Commentaire composée mariveaux
Texte étudié :
Scène 2 : Lisette, Colette, Blaise, Merlin
Merlin : Allons, mes enfants, je vous attendais ; montrez-moi un petit échantillon de votre savoir-faire, et tâchons de gagner notre argent le mieux que nous pourrons ; répétons.
Lisette : Ce que j'aime de ta comédie, c'est que nous nous la donnerons à nous-mêmes ; car je pense que nous allons tenir de jolis propos.

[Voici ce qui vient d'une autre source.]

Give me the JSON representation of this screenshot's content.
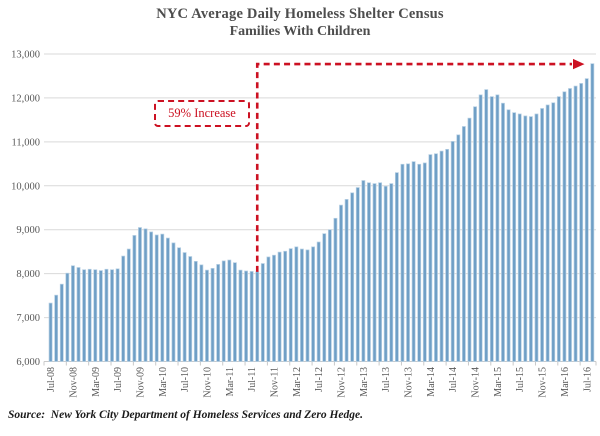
{
  "chart_data": {
    "type": "bar",
    "title": "NYC Average Daily Homeless Shelter Census",
    "subtitle": "Families With Children",
    "xlabel": "",
    "ylabel": "",
    "ylim": [
      6000,
      13000
    ],
    "ytick_step": 1000,
    "xtick_every": 4,
    "grid": "horizontal",
    "legend": "none",
    "categories": [
      "Jul-08",
      "Aug-08",
      "Sep-08",
      "Oct-08",
      "Nov-08",
      "Dec-08",
      "Jan-09",
      "Feb-09",
      "Mar-09",
      "Apr-09",
      "May-09",
      "Jun-09",
      "Jul-09",
      "Aug-09",
      "Sep-09",
      "Oct-09",
      "Nov-09",
      "Dec-09",
      "Jan-10",
      "Feb-10",
      "Mar-10",
      "Apr-10",
      "May-10",
      "Jun-10",
      "Jul-10",
      "Aug-10",
      "Sep-10",
      "Oct-10",
      "Nov-10",
      "Dec-10",
      "Jan-11",
      "Feb-11",
      "Mar-11",
      "Apr-11",
      "May-11",
      "Jun-11",
      "Jul-11",
      "Aug-11",
      "Sep-11",
      "Oct-11",
      "Nov-11",
      "Dec-11",
      "Jan-12",
      "Feb-12",
      "Mar-12",
      "Apr-12",
      "May-12",
      "Jun-12",
      "Jul-12",
      "Aug-12",
      "Sep-12",
      "Oct-12",
      "Nov-12",
      "Dec-12",
      "Jan-13",
      "Feb-13",
      "Mar-13",
      "Apr-13",
      "May-13",
      "Jun-13",
      "Jul-13",
      "Aug-13",
      "Sep-13",
      "Oct-13",
      "Nov-13",
      "Dec-13",
      "Jan-14",
      "Feb-14",
      "Mar-14",
      "Apr-14",
      "May-14",
      "Jun-14",
      "Jul-14",
      "Aug-14",
      "Sep-14",
      "Oct-14",
      "Nov-14",
      "Dec-14",
      "Jan-15",
      "Feb-15",
      "Mar-15",
      "Apr-15",
      "May-15",
      "Jun-15",
      "Jul-15",
      "Aug-15",
      "Sep-15",
      "Oct-15",
      "Nov-15",
      "Dec-15",
      "Jan-16",
      "Feb-16",
      "Mar-16",
      "Apr-16",
      "May-16",
      "Jun-16",
      "Jul-16",
      "Aug-16"
    ],
    "values": [
      7330,
      7510,
      7760,
      8010,
      8180,
      8140,
      8090,
      8100,
      8090,
      8070,
      8100,
      8090,
      8110,
      8400,
      8560,
      8870,
      9050,
      9020,
      8950,
      8880,
      8900,
      8810,
      8700,
      8590,
      8480,
      8390,
      8280,
      8200,
      8080,
      8120,
      8210,
      8290,
      8310,
      8250,
      8080,
      8060,
      8050,
      8040,
      8230,
      8380,
      8420,
      8490,
      8510,
      8570,
      8610,
      8560,
      8540,
      8610,
      8720,
      8910,
      9000,
      9260,
      9560,
      9690,
      9840,
      9960,
      10120,
      10070,
      10050,
      10070,
      9990,
      10050,
      10300,
      10490,
      10500,
      10550,
      10490,
      10520,
      10710,
      10730,
      10790,
      10830,
      11010,
      11160,
      11350,
      11540,
      11800,
      12070,
      12190,
      12030,
      12070,
      11880,
      11730,
      11665,
      11635,
      11590,
      11575,
      11635,
      11760,
      11840,
      11890,
      12030,
      12140,
      12215,
      12270,
      12330,
      12440,
      12780
    ],
    "annotation": {
      "label": "59% Increase",
      "arrow_from_category": "Aug-11",
      "arrow_from_value": 8040,
      "arrow_level": 12770,
      "arrow_to_category": "Jul-16"
    },
    "source": "Source:  New York City Department of Homeless Services and Zero Hedge.",
    "colors": {
      "bar_fill": "#6f9fc6",
      "bar_edge": "#b7d0e4",
      "annotation_red": "#cc1122",
      "grid": "#d9d9d9",
      "axis_line": "#c9c9c9",
      "axis_text": "#595959",
      "title_text": "#4d4d4d",
      "source_text": "#1a1a1a"
    }
  }
}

Merlin : De très jolis propos ; car, dans le plan de ma pièce, vous ne sortez point de votre caractère, vous autres : toi, tu joues une maligne soubrette à qui l'on n'en fait point accroire, et te voilà ; Blaise a l'air d'un nigaud pris sans vert, et il en fait le rôle ; une petite coquette de village et Colette, c'est la même chose ; un joli homme et moi, c'est tout un. Un joli homme est inconstant, une coquette n'est pas fidèle : Colette trahit Blaise, je néglige ta flamme. Blaise est un sot qui en pleure, tu es une diablesse qui t'en mets en fureur ; et voilà ma pièce. Oh ! je défie qu'on arrange mieux les choses.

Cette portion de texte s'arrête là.